I am VW Van lover myself. It was the first family car we ever had.. a red VW Van, built in 1988. Before that, my parents made do without a car, despite having 6 kids and having moved 6 times. How they managed that I will never know. I remember the first one we had, we had named her Bertha. She had character.. a muscle car of the different sort lol My parents had started organizing humanitarian aid transports to Croatia in 1990/91, and it was usually our Van plus trailer and a big truck full of goods. We hadalso  bought Unimogs and field ambulances from the Bundeswehr and drove them down , and our trusted VW Vans were really loyal cars and accompanied every trip. Bertha drove the distance hundreds of times, and one way was about 1000km. I think the first motor held out 460 000km, and then it was replaced.. Bertha was cool. We used her to pick up furniture, donated clothes and households etc, drove her to Croatia and back for transports and vacations.. finally Bertha had to be replaced by another VW Van, but she's probably still around because we sold her to a turk who repaired her (the interior was pretty torn up as well) and drove her to Turkey and back.. last I heard she was still up and running.

I had went along on several of the transports with the new van, and it used to be quite a hassle with all the borders, the right papers and customs guys (bleh), the right stamps and etc. Well, at least it was always a nice hourlong break, you always got rest while waiting on the spedition. I really remember one time where we were driving home, and had just passed the Karawanken tunnel between Slowenia and Austria. It is about 14km long, and after we came through therew as no other car around. It was winter, grey dark sky and we were all alone on the autobahn for what felt forever. Finally the police stopped us.. we must have looked suspicious as well being the only car around for some reason. We were smuggling something back lol some tree saplings, but all the cop said was to make sure to water it. Nice guy.
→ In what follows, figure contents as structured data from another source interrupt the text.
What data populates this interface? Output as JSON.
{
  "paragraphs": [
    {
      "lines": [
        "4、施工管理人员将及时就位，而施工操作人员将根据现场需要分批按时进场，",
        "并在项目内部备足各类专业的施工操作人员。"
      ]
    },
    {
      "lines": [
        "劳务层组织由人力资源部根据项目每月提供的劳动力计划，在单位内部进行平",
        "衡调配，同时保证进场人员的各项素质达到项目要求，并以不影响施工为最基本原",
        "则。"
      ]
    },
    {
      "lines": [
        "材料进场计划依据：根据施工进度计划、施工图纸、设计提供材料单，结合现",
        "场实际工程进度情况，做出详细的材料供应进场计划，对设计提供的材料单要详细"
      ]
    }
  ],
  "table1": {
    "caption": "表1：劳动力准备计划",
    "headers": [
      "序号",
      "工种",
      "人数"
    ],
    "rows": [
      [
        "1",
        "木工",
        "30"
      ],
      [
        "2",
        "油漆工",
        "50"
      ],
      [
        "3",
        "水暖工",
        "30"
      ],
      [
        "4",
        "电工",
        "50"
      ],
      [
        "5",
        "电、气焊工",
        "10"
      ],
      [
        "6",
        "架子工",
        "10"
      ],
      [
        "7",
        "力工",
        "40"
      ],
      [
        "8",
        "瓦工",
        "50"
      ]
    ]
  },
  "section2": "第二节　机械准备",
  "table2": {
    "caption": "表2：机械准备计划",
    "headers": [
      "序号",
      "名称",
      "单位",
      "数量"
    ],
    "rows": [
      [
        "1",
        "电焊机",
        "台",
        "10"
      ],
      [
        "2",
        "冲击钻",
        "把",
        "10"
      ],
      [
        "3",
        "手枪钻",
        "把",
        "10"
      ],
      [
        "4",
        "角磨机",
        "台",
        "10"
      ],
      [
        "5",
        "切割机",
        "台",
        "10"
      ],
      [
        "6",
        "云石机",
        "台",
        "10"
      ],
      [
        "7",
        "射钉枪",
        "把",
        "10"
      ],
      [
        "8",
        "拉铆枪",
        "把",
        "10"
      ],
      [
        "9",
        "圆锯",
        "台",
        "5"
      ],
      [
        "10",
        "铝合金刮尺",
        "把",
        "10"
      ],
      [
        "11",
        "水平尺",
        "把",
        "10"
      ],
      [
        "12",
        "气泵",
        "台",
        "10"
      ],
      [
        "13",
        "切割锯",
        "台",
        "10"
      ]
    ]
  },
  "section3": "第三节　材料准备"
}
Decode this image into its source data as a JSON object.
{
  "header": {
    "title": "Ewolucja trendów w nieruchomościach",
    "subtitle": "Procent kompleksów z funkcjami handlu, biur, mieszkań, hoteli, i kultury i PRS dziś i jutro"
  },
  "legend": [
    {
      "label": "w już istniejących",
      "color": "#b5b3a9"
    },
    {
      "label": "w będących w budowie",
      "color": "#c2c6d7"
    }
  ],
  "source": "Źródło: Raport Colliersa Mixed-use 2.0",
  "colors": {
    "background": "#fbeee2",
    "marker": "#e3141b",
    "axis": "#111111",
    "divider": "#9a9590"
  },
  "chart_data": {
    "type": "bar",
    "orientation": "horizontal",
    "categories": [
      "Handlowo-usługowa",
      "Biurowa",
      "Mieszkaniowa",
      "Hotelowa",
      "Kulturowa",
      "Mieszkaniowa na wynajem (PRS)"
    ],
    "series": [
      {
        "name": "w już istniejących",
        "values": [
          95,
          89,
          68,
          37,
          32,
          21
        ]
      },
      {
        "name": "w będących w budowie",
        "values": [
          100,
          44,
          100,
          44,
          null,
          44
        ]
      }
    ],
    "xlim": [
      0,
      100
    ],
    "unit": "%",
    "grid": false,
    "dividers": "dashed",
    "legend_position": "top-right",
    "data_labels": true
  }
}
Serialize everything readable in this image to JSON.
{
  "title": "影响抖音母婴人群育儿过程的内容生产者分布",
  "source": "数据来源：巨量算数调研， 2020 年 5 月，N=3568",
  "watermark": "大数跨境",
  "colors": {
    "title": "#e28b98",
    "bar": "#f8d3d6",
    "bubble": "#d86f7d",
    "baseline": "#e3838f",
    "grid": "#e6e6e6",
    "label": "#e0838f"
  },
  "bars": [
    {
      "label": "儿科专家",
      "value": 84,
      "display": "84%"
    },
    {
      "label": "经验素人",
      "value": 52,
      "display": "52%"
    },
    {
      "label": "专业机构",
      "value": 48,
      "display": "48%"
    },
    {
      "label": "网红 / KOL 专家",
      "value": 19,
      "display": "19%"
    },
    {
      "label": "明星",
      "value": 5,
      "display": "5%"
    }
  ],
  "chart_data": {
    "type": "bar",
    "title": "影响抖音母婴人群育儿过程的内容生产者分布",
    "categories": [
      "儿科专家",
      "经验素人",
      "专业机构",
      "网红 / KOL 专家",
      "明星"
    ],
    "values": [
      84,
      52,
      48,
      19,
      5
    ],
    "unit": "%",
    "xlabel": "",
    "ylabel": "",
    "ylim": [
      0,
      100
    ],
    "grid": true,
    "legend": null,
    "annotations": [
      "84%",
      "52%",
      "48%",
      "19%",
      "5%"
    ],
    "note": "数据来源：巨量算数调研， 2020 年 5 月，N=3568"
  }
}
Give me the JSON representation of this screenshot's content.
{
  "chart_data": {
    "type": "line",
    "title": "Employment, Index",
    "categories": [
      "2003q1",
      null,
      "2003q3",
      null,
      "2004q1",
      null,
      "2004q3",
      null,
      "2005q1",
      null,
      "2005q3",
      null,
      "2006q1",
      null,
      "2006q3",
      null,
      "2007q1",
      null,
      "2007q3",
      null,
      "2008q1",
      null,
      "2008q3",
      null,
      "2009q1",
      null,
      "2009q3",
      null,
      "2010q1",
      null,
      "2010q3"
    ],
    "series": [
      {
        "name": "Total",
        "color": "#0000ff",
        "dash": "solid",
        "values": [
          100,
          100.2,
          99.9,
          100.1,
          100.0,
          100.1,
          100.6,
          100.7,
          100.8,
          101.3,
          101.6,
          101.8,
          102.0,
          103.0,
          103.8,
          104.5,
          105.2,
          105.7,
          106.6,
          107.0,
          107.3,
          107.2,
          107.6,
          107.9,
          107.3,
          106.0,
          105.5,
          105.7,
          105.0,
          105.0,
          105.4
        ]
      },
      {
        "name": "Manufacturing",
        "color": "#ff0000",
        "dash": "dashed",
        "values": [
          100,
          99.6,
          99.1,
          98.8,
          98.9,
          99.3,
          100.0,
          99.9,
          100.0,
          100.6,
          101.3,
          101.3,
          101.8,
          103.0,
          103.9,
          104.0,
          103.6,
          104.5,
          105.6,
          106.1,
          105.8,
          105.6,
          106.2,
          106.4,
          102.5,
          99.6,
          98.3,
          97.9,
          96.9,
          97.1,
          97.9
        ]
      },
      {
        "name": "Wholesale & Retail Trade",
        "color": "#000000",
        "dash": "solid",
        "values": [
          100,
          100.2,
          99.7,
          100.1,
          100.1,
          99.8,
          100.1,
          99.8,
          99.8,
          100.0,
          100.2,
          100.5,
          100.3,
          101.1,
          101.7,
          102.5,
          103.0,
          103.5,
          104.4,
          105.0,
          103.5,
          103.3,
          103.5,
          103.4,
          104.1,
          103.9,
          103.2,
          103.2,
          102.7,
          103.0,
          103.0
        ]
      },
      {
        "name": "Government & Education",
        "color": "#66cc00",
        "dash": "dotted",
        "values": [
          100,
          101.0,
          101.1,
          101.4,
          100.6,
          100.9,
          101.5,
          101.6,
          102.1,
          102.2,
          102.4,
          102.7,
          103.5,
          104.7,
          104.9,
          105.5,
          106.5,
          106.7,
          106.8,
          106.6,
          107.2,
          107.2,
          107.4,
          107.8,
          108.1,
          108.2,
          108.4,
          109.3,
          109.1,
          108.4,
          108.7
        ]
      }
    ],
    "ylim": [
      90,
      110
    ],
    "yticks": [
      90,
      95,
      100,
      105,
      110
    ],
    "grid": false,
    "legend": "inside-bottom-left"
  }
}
Now, I love  vans because you see more from up there, an accident will have you with the better odds, and you have a lot of room for people or stuff.  But I'd agree that a van wasn't the best car for passing your Dukes of Hazards test.

on Jul 25, 2009

In the late seventies and early eighties the Army bought a whole fleet of VW vans, causing a huge controversy.  We were supposed to buy "American" at all times.  But the justification was the cheaper operating cost and they were already in Germany, we didn't have to wait or pay for shipping.  I logged a lot of miles in some of them, they were not the old "hippie" vans of the sixties, these actually had some power and were comfortable.  Still,  they weren't the sort of thing I would buy myself.   Thanks for the comment.

on Jan 04, 2010

So, with cars in place to block our path, we had to drive the Chevelles through the blocks, identifying what kind of car blocked us, its approximate weight, where its engine was, and where its center of gravity was. Then we had to pick the right place to ram into it so as to pivot it out of the way and not get hung up in it...not as simple as it sounds.

That sounds simple????

I would like to know what your idea of complicated sounds like!

on Jan 04, 2010

The true beauty of the test was that you only had micro-seconds to evaluate and act.  So it had to be almost instinctive...some could...some couldn't.  You would be surprised how quickly you can master something like that when gunfire is involved.